Japan’s new PM names cabinet

Mix of old and fresh faces in Naoto Kan’s team as he seeks to boost ruling party’s image.

Naoto Kan
Naoto Kan took over from Yukio Hatoyama as prime minister of Japan last week [AFP]

“I regard this cabinet as young, fresh and enthusiastic about their jobs.”

The cabinet will be formally inaugurated at a palace ceremony with Emperor Akihito on Tuesday evening.

Several key figures from the previous administration of Yukio Hatoyama stayed in their posts, including foreign minister Katsuya Okada, defence minister Toshimi Kitazawa and transport minister Seiji Maehara.

But Kan added several new faces as he seeks to distance his government from the previous one, which was bogged down by broken campaign promises and financial
scandals.

DPJ performance

undefined
The new cabinet will have to boost an economy that is the slowest growing in Asia [EPA]

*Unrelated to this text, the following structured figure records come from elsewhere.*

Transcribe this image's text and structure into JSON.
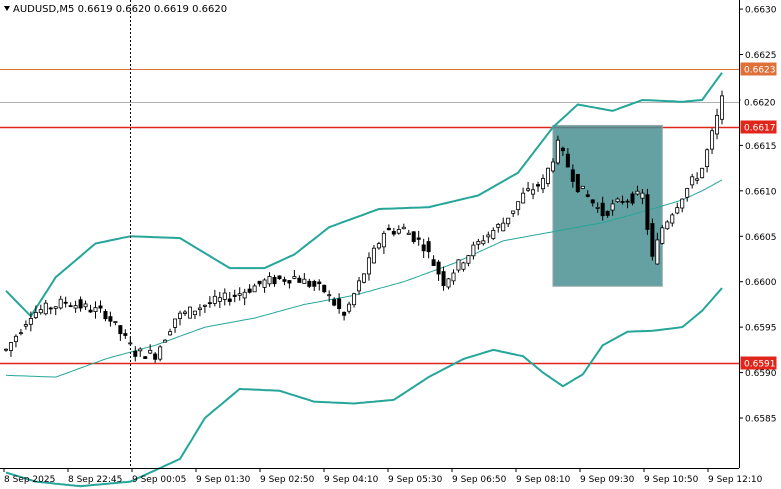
{
  "header": {
    "symbol": "AUDUSD,M5",
    "ohlc": "0.6619 0.6620 0.6619 0.6620"
  },
  "colors": {
    "candle": "#000000",
    "band": "#26a69a",
    "mid_line": "#26a69a",
    "support_resistance": "#e0261b",
    "upper_level": "#e0703a",
    "current_price_line": "#b0b0b0",
    "highlight_box": "#4a8f92",
    "axis": "#000000"
  },
  "chart_data": {
    "type": "candlestick",
    "symbol": "AUDUSD",
    "timeframe": "M5",
    "ylim": [
      0.65795,
      0.6631
    ],
    "y_ticks": [
      "0.6630",
      "0.6625",
      "0.6620",
      "0.6615",
      "0.6610",
      "0.6605",
      "0.6600",
      "0.6595",
      "0.6590",
      "0.6585"
    ],
    "x_ticks": [
      "8 Sep 2025",
      "8 Sep 22:45",
      "9 Sep 00:05",
      "9 Sep 01:30",
      "9 Sep 02:50",
      "9 Sep 04:10",
      "9 Sep 05:30",
      "9 Sep 06:50",
      "9 Sep 08:10",
      "9 Sep 09:30",
      "9 Sep 10:50",
      "9 Sep 12:10"
    ],
    "bar_count": 145,
    "levels": [
      {
        "label": "0.6623",
        "value": 0.66234,
        "role": "upper"
      },
      {
        "label": "0.6620",
        "value": 0.66198,
        "role": "current"
      },
      {
        "label": "0.6617",
        "value": 0.6617,
        "role": "resistance"
      },
      {
        "label": "0.6591",
        "value": 0.6591,
        "role": "support"
      }
    ],
    "highlight_box": {
      "x_start_bar": 110,
      "x_end_bar": 132,
      "y_low": 0.65995,
      "y_high": 0.66172
    },
    "vertical_marker_bar": 25,
    "price_path": [
      [
        0,
        0.65925
      ],
      [
        5,
        0.65965
      ],
      [
        12,
        0.65978
      ],
      [
        20,
        0.65965
      ],
      [
        26,
        0.65922
      ],
      [
        30,
        0.6592
      ],
      [
        34,
        0.6596
      ],
      [
        40,
        0.65975
      ],
      [
        46,
        0.65985
      ],
      [
        52,
        0.66
      ],
      [
        58,
        0.66005
      ],
      [
        64,
        0.6599
      ],
      [
        68,
        0.65962
      ],
      [
        72,
        0.6601
      ],
      [
        76,
        0.66055
      ],
      [
        80,
        0.66058
      ],
      [
        84,
        0.6604
      ],
      [
        88,
        0.66
      ],
      [
        92,
        0.66025
      ],
      [
        96,
        0.66048
      ],
      [
        100,
        0.66065
      ],
      [
        104,
        0.66095
      ],
      [
        108,
        0.6611
      ],
      [
        111,
        0.6615
      ],
      [
        115,
        0.66105
      ],
      [
        120,
        0.66075
      ],
      [
        124,
        0.6609
      ],
      [
        128,
        0.66095
      ],
      [
        130,
        0.66025
      ],
      [
        132,
        0.6606
      ],
      [
        136,
        0.66095
      ],
      [
        140,
        0.66125
      ],
      [
        143,
        0.6618
      ],
      [
        144,
        0.662
      ]
    ],
    "bollinger_upper": [
      [
        0,
        0.6599
      ],
      [
        5,
        0.65962
      ],
      [
        10,
        0.66005
      ],
      [
        18,
        0.66042
      ],
      [
        25,
        0.6605
      ],
      [
        35,
        0.66048
      ],
      [
        45,
        0.66015
      ],
      [
        52,
        0.66015
      ],
      [
        58,
        0.6603
      ],
      [
        65,
        0.6606
      ],
      [
        75,
        0.6608
      ],
      [
        85,
        0.66082
      ],
      [
        95,
        0.66095
      ],
      [
        103,
        0.6612
      ],
      [
        110,
        0.6617
      ],
      [
        115,
        0.66195
      ],
      [
        122,
        0.66188
      ],
      [
        128,
        0.662
      ],
      [
        136,
        0.66198
      ],
      [
        140,
        0.662
      ],
      [
        144,
        0.6623
      ]
    ],
    "bollinger_middle": [
      [
        0,
        0.65897
      ],
      [
        10,
        0.65895
      ],
      [
        20,
        0.65915
      ],
      [
        30,
        0.6593
      ],
      [
        40,
        0.6595
      ],
      [
        50,
        0.6596
      ],
      [
        60,
        0.65975
      ],
      [
        70,
        0.65985
      ],
      [
        80,
        0.66
      ],
      [
        90,
        0.6602
      ],
      [
        100,
        0.66045
      ],
      [
        110,
        0.66055
      ],
      [
        120,
        0.66065
      ],
      [
        130,
        0.6608
      ],
      [
        136,
        0.6609
      ],
      [
        140,
        0.661
      ],
      [
        144,
        0.66112
      ]
    ],
    "bollinger_lower": [
      [
        0,
        0.6579
      ],
      [
        6,
        0.6578
      ],
      [
        15,
        0.65775
      ],
      [
        25,
        0.6578
      ],
      [
        35,
        0.65805
      ],
      [
        40,
        0.6585
      ],
      [
        47,
        0.65882
      ],
      [
        55,
        0.6588
      ],
      [
        62,
        0.65868
      ],
      [
        70,
        0.65866
      ],
      [
        78,
        0.6587
      ],
      [
        85,
        0.65895
      ],
      [
        92,
        0.65915
      ],
      [
        98,
        0.65925
      ],
      [
        104,
        0.65918
      ],
      [
        108,
        0.659
      ],
      [
        112,
        0.65885
      ],
      [
        116,
        0.65898
      ],
      [
        120,
        0.6593
      ],
      [
        125,
        0.65945
      ],
      [
        130,
        0.65946
      ],
      [
        136,
        0.6595
      ],
      [
        140,
        0.65968
      ],
      [
        144,
        0.65993
      ]
    ]
  }
}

Japan is the slowest growing economy in Asia, and is expected to be overtaken in size by China sometime this year.

While Japanese exports and factory output have shown some signs of recovery following the global financial crisis, unemployment and deflation are worsening.

Kan, who formerly served as finance minister and deputy prime minister, was appointed prime minister last week after  Hatoyama quit amid plummeting popularity ratings, triggered by his inability to deliver on a campaign promise to relocate a controversial US military base off the island of Okinawa.

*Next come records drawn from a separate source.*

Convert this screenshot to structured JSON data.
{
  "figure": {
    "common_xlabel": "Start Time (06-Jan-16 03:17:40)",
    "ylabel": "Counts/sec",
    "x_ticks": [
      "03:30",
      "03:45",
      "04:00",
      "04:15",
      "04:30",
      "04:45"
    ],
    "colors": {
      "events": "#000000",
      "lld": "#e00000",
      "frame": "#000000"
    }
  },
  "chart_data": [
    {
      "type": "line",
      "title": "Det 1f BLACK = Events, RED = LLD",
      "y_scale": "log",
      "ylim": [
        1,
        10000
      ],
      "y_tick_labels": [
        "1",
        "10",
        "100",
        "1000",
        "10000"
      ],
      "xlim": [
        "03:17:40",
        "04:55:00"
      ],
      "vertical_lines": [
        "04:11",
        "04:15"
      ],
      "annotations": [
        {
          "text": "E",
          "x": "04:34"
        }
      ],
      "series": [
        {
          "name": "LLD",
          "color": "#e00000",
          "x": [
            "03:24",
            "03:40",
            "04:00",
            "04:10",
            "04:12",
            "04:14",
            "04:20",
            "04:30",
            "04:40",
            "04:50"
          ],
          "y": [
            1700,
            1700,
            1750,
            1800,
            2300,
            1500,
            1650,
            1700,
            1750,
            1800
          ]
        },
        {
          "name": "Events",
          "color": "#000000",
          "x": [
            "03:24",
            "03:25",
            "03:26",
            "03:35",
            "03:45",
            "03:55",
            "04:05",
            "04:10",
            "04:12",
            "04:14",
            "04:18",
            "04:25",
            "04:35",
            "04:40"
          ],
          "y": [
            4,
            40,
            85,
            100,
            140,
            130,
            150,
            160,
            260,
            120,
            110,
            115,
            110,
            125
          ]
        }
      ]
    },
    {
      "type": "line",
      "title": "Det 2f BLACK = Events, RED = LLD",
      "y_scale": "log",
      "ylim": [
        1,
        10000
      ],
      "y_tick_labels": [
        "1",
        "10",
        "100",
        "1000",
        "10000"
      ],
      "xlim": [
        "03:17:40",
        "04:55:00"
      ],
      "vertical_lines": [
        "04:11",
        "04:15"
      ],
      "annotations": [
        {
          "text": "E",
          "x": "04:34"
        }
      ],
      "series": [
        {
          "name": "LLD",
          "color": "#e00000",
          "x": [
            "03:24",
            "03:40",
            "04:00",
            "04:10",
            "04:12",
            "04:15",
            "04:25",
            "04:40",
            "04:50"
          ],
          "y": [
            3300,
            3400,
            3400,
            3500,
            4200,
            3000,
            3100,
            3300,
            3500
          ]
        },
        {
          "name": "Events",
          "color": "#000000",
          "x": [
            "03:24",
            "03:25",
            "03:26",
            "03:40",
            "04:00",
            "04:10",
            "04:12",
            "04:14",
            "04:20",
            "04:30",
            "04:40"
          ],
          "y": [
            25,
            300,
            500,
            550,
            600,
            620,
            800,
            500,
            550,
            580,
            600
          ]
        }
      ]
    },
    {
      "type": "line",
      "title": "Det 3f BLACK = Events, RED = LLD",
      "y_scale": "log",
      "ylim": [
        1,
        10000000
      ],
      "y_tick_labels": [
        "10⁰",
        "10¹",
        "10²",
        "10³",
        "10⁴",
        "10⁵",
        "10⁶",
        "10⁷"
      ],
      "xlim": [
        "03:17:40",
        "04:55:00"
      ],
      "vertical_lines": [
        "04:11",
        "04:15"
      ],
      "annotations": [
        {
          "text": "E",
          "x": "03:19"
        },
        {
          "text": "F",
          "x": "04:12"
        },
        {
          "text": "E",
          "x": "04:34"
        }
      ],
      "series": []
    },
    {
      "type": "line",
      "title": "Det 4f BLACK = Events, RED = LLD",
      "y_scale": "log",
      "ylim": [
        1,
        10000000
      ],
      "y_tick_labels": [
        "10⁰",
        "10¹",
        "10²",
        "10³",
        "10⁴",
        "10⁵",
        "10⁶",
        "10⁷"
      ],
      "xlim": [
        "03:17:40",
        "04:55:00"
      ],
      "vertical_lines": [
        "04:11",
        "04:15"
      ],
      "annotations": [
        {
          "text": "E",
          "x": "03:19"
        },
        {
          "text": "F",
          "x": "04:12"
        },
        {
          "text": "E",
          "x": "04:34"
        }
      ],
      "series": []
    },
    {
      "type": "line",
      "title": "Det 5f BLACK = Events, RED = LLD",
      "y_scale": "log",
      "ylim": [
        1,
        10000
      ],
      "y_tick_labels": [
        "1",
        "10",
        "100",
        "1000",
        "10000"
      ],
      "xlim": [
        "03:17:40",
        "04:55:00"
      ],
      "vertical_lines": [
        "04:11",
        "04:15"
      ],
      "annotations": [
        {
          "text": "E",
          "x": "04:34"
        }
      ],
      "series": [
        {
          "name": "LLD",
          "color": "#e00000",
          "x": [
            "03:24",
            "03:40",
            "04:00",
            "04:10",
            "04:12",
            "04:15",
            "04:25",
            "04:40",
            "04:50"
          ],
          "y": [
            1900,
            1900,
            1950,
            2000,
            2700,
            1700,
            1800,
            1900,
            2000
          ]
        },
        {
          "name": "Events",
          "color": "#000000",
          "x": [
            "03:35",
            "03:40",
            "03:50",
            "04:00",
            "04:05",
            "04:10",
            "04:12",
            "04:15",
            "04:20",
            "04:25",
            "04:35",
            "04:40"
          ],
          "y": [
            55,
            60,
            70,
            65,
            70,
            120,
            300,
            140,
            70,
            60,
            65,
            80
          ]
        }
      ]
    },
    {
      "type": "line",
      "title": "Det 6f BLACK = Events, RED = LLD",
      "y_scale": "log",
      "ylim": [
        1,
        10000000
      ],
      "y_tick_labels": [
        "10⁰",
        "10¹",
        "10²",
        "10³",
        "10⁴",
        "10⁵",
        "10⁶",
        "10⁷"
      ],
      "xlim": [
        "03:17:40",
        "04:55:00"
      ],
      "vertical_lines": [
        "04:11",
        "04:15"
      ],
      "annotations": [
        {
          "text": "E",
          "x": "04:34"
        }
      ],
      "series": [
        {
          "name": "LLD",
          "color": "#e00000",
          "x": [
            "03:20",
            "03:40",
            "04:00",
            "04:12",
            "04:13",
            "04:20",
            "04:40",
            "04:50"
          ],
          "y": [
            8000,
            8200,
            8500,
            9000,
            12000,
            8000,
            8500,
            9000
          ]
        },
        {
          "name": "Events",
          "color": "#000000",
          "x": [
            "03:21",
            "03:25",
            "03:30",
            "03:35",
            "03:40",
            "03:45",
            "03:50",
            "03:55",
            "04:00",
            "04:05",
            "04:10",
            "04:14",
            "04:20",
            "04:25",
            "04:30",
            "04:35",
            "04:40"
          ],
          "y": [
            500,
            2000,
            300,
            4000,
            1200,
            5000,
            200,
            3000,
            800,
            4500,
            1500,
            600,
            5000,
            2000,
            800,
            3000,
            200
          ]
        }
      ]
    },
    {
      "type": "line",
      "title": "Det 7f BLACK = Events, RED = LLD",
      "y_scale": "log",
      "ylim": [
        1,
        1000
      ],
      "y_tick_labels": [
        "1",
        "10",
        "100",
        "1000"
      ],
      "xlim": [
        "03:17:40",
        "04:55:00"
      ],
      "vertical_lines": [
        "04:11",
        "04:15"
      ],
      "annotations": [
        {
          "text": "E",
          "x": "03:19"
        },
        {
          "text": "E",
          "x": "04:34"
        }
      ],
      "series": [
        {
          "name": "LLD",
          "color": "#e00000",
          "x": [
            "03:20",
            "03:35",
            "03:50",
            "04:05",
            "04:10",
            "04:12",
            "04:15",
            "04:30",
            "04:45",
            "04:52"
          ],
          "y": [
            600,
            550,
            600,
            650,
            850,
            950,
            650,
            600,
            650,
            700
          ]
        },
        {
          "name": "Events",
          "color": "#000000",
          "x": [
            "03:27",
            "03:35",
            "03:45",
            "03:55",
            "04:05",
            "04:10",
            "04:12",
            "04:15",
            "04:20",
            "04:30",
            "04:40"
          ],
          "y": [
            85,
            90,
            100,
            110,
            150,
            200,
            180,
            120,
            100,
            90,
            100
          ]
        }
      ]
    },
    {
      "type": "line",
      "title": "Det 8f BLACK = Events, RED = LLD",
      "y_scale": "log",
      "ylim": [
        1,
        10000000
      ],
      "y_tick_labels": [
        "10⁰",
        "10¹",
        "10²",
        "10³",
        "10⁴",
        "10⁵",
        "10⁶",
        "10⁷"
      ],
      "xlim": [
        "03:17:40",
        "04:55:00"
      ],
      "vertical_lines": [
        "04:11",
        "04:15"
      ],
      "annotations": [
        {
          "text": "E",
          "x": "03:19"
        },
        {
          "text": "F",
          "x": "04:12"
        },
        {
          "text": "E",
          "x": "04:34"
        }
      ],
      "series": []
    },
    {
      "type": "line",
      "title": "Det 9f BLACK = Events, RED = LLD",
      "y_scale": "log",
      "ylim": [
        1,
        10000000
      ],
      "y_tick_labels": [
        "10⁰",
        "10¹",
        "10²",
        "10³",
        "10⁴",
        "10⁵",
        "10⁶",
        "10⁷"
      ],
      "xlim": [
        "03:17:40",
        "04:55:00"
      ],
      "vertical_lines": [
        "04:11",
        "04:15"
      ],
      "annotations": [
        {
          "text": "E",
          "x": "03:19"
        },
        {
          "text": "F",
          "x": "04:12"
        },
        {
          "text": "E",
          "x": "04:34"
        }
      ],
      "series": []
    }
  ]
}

Hatoyama had been in office for barely eight months.

As prime minister, Kan will have to hit the ground running to rally voter support and revive his party’s battered image ahead of next month’s elections for the upper house of parliament.

The July poll is being seen as a referendum on the DPJ’s performance since its landslide win in last August’s lower house election which unseated the long-ruling conservative Liberal Democratic Party.

Kan’s reputation and common roots – in contrast to several of the previous
leaders who all hailed from politically elite families – could boost the
DPJ’s fortunes, analysts have said.

Recent polls have also shown that the DPJ has already won back a measure of
voter trust.

A poll published on Tuesday in the national Sankei newspaper showed that 57 per cent of respondents had high expectations for the new government, and support for the party had recovered to 31 per cent, against 18 per cent before Hatoyama stepped down.